Zahalan would have kept her job without the master’s, but would have had to give up her role as the head of the commercial performance department that she helped create. For Sheridan’s theatre program, most of the full-time staff will be required to have an MA to teach. “In our field of study that’s very difficult, because there are very few degrees or programs that offer master’s in the field we study in,” explained Peterson, adding he’s not aware of a single university in Canada that offers a master’s specifically in musical theatre.

Some argue the push for instructors to have more and more academic credentials to teach seemingly practical, hands-on classes is only natural given the demands of employers in today’s labour market. “Everything we do as a society is more and more complex,” said James Knight, the president and CEO of the Association of Canadian Community Colleges.

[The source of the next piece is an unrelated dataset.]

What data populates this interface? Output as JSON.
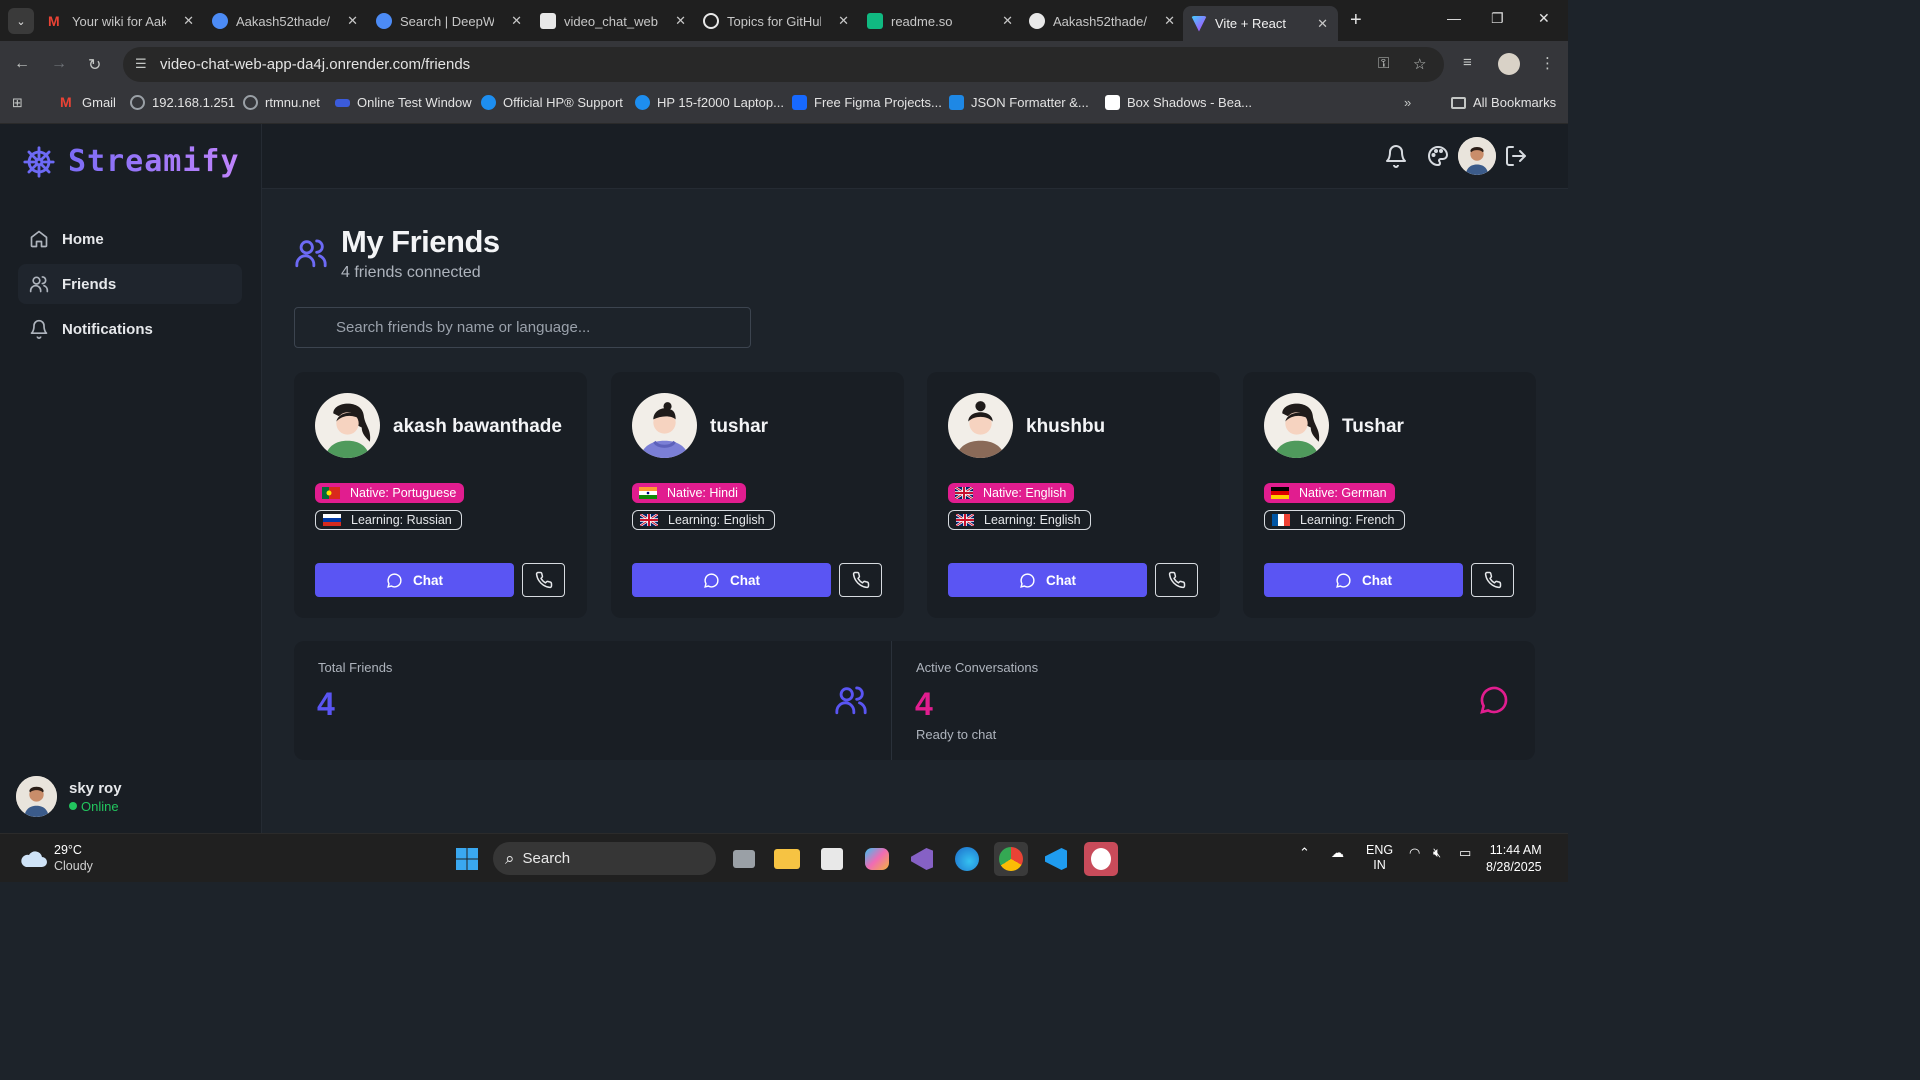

Knight said college teachers, like the population in general, need to have a higher level of post-secondary achievement. “Yes, some people with great experience may, from time to time, be unhappy with this, but that’s where we’re heading as a society,” said Knight, who added colleges take pride in their faculty’s achievements.

Peterson said he was given an exemption from the MA requirement, because he has been with the program for many years. “I’m five years from retirement. Do I really want to go and get my master’s, spend all that money?” said Peterson. “I thought, ‘I can’t do that.’ ”

He will walk the program through its transformation over the next few years, and then retire, likely handing it over to someone with a master’s degree. Peterson said he’s thrilled to be a part of the program’s change, but admitted he has mixed feelings about the graduate degree requirement.

However, he said having faculty with more credentials could expand the musical theatre discipline. “Having a full-time faculty with master’s (degrees) in the field of music theatre would legitimize the art form and actually encourage universities here in Canada to offer up master’s programs in music theatre,” said Peterson.